Bound up with the lives of other men (be economic and sociological laws, and also by the will of God), he cannot accept the view that they will always remain in their anguish and their disorder, victims of tyranny and overwork, buoyed up only by a hope which seems unfounded.

Thus he must plunge into social and political problems in order to have an influence on the world, not in the hope of making a paradise, but simply in order to make it tolerable - not in order to diminish the opposition between this world and the Kingdom of God, but simply in order to modify the opposition between the disorder of this world and the order of preservation that God wills for it  - not in order to 'bring in' the Kingdom of God, but in order that the gospel may be proclaimed, that all men may really hear the good news of salvation, through the death and resurrection of Christ.

Thus there are three directions in which the Christian ought to action the world:First - starting from the point at which God has revealed to him the truth about the human person, he must try to discover the social and political conditions in which this person can live and develop in accordance with God's order.

Second - this person will develop within a certain framework which God has ordained for him. This is the order of preservation, without which man lacks his true setting. Man is not absolutely free in this sphere, any more than he is free in the physical or biological domain. There are certain limits which he cannot overstep without danger to the society to which he belongs.
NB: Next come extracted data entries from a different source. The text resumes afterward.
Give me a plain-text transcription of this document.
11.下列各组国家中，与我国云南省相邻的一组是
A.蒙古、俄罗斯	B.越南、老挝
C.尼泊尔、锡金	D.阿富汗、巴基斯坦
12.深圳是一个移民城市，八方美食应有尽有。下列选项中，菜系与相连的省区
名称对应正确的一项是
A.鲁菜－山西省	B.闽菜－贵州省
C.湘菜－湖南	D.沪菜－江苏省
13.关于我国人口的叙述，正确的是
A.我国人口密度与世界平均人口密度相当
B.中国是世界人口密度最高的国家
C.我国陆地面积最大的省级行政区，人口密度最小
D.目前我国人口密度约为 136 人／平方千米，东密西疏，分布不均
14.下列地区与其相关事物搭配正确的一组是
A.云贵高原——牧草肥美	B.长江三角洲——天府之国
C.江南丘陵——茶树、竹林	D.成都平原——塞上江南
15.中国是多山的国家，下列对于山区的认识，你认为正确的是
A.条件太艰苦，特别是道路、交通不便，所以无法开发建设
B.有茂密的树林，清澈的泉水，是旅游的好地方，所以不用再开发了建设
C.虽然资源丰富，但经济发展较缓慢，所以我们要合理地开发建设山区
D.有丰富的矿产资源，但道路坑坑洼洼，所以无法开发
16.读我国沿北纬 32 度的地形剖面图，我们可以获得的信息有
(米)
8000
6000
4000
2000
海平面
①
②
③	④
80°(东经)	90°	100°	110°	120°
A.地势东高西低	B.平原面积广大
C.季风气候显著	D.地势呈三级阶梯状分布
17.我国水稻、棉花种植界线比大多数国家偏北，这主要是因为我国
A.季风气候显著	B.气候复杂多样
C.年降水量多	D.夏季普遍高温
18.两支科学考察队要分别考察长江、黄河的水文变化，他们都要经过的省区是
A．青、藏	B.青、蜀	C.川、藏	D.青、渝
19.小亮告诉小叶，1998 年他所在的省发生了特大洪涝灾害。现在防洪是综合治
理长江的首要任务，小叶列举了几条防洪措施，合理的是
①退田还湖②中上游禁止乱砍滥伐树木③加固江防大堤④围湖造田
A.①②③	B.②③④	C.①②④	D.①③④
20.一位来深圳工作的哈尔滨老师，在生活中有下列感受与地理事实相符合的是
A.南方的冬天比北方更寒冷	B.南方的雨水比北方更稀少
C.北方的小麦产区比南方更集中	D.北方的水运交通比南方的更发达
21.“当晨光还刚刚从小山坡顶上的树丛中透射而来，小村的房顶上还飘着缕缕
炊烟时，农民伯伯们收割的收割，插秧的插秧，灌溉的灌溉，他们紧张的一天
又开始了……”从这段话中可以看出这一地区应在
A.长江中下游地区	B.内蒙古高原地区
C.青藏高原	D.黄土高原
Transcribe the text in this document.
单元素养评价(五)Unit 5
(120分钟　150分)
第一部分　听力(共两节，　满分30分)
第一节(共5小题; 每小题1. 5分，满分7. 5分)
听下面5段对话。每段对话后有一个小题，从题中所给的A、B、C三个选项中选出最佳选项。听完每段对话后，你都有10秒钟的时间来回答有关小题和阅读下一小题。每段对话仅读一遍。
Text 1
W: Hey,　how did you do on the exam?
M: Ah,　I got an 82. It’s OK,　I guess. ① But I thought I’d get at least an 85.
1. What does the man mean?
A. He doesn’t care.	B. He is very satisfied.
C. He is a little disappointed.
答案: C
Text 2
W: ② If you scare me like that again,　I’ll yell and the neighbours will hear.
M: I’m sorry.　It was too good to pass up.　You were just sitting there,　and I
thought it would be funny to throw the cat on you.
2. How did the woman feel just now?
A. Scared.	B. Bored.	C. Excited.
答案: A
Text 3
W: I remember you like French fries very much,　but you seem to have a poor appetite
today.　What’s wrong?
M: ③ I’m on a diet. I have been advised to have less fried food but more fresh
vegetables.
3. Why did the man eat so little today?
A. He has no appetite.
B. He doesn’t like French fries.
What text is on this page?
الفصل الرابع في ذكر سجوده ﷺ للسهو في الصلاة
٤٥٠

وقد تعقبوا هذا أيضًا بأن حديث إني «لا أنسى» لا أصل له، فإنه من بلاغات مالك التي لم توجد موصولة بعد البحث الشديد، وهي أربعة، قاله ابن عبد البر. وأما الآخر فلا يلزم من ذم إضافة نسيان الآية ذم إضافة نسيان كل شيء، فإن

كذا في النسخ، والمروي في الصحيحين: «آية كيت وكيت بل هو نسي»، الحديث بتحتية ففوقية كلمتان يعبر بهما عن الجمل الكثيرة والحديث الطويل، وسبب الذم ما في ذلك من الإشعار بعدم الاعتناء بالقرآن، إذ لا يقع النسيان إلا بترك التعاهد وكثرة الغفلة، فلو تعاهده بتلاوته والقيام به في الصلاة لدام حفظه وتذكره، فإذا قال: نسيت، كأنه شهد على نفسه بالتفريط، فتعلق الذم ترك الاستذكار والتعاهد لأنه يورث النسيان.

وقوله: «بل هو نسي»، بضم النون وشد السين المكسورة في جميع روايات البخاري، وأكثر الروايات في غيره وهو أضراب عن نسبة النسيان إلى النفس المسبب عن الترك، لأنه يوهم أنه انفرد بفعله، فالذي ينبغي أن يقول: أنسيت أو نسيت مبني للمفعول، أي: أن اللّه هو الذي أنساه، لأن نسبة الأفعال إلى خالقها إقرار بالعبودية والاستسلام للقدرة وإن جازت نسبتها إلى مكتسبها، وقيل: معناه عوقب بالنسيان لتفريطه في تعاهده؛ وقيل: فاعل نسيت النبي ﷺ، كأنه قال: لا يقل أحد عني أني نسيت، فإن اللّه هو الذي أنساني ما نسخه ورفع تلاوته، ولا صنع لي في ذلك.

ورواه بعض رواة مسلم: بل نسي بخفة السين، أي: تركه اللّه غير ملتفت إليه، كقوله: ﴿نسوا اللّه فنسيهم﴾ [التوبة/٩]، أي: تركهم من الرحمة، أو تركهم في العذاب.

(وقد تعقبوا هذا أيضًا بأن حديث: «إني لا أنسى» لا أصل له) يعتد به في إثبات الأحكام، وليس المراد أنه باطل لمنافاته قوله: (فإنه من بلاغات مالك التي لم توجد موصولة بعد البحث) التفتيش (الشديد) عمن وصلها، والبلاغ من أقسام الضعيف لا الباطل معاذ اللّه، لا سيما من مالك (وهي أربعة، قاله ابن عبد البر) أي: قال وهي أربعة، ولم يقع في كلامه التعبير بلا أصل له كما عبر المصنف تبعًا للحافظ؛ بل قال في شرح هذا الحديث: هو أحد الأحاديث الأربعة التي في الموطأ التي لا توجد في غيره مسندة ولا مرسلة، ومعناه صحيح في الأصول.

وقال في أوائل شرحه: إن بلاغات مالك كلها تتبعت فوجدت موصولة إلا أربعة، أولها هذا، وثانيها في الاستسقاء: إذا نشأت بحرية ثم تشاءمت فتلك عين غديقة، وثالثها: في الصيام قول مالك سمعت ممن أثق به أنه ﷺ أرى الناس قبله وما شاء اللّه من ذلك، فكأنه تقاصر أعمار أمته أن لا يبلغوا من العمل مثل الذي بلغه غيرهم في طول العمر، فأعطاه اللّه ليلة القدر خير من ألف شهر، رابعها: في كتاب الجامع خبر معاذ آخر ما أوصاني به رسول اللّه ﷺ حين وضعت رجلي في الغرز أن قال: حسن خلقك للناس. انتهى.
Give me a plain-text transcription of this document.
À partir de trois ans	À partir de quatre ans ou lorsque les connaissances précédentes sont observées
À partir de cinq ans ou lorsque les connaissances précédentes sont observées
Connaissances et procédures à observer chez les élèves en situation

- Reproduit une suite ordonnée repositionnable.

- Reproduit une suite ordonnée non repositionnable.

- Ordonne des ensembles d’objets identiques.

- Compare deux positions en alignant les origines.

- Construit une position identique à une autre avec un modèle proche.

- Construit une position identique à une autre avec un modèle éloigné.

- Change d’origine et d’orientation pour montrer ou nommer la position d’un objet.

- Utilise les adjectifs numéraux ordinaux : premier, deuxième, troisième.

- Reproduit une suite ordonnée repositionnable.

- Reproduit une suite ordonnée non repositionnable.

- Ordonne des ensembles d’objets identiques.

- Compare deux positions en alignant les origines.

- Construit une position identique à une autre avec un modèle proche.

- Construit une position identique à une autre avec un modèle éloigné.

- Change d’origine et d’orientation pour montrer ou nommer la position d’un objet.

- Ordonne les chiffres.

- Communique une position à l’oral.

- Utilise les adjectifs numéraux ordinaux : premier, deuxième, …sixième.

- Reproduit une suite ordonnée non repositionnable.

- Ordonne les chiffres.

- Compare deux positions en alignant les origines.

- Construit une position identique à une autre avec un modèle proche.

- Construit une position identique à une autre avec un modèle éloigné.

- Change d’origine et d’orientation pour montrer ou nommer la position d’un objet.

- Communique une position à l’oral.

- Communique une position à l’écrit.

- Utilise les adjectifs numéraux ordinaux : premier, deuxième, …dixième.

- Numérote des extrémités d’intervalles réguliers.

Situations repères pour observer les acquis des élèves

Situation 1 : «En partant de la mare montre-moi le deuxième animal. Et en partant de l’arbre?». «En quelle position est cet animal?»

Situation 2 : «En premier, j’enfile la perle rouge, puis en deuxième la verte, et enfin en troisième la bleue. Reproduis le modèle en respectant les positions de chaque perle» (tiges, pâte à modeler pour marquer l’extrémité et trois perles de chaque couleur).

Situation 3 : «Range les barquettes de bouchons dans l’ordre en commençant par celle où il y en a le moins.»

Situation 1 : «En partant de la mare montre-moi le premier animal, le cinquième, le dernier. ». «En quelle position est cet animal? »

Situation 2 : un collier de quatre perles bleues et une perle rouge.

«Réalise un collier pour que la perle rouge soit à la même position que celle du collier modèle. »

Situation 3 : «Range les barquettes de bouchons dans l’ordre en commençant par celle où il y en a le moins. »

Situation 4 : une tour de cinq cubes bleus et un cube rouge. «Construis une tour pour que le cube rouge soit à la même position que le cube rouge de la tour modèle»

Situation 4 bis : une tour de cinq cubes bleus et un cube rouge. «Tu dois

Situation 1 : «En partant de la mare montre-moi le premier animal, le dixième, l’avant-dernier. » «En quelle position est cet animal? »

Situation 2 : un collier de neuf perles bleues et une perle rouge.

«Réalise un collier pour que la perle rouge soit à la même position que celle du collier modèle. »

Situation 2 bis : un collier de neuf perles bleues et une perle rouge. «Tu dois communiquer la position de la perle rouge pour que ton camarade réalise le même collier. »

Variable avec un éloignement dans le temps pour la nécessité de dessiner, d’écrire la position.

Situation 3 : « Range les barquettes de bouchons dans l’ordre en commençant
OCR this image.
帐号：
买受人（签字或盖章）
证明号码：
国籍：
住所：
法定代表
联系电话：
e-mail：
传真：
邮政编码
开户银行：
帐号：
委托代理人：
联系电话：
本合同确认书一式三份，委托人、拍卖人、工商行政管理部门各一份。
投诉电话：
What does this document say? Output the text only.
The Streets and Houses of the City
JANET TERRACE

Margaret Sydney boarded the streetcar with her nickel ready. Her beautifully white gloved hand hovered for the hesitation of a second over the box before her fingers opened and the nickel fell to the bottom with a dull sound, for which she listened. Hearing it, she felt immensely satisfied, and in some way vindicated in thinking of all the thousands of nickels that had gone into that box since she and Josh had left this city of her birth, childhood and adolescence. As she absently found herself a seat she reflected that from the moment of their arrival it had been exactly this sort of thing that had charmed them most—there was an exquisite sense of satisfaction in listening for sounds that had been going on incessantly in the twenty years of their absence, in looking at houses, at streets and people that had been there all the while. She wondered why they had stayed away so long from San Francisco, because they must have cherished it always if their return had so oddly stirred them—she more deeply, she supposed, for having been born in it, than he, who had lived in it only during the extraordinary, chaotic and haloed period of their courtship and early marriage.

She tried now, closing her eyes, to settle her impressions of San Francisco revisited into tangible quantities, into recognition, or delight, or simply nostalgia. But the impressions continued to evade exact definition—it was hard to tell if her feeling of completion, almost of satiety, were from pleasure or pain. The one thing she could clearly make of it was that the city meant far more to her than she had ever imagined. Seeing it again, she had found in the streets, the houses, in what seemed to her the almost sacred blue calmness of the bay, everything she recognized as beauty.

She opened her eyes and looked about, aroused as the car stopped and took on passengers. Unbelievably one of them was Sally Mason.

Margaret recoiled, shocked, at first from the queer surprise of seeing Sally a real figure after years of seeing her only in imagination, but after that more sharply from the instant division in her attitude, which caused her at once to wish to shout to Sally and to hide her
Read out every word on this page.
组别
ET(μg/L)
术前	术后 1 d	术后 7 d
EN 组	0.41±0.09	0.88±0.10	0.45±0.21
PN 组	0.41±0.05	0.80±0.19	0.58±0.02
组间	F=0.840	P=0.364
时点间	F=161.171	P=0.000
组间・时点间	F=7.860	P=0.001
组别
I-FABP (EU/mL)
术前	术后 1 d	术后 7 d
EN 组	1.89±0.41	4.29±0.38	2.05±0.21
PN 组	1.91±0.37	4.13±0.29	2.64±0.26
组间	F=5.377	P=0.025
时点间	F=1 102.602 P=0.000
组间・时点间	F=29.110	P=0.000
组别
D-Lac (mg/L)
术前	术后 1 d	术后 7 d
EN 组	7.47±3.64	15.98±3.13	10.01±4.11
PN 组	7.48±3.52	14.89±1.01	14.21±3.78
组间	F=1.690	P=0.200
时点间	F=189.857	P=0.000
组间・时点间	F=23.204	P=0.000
Thus the Christian must work, in order that the will of God may be incarnated in actual institutions and organisms.


Third - this order of preservation will have meaning only if it is directed towards the proclamation of salvation. Therefore, social and political institutions need to be 'open': that is, they must not claim to be all, or absolutes. Thus they must be constituted in such a way that they do not prevent man from hearing the Word of God. The Christian must be ceaselessly on the watch - intelligent and alert - to see that this 'order' is preserved.

But, in doing so, he will find that he is confronted by two possible errors. The one error consists in believing that by constant progress in this order we shall attain the Kingdom of God. It is enough to remind ourselves of the Book of Revelation, or of Matthew 24, to condemn this attitude.

The other error arises out of the conviction that by achieving certain reforms we shall have reached this order which God wills. In reality all solutions - all economic, political, and other achievements - are temporary. At no moment can the Christian believe either in their perfection or in their permanence. They are always vitiated by the sin which infects them, by the setting in which they take place.

Thus the Christian is constantly obliged to reiterate the claims of God, to reestablish this God-willed order, in presence of an order that constantly tends towards disorder. In consequence of the claims which God is always making on the world the Christian finds himself, by that very fact, involved in a state of permanent revolution.

Even when the institutions, the laws, the reforms which he has advocated have been achieved, even if society is reorganized according to his suggestions, he still has to be in opposition, he still must require more, for the claim of God is as infinite as His forgiveness.

Thus the Christian is called to question unceasingly all that man calls progress, discovery, facts, established results, reality, etc. He can never be satisfied with all this human labor, transcended, or replaced by something else.

In his judgment he is guided by the Holy Spirit - he is making an essentially revolutionary act. If the Christian is not being revolutionary, then in some way or another he has been unfaithful to his calling in the world."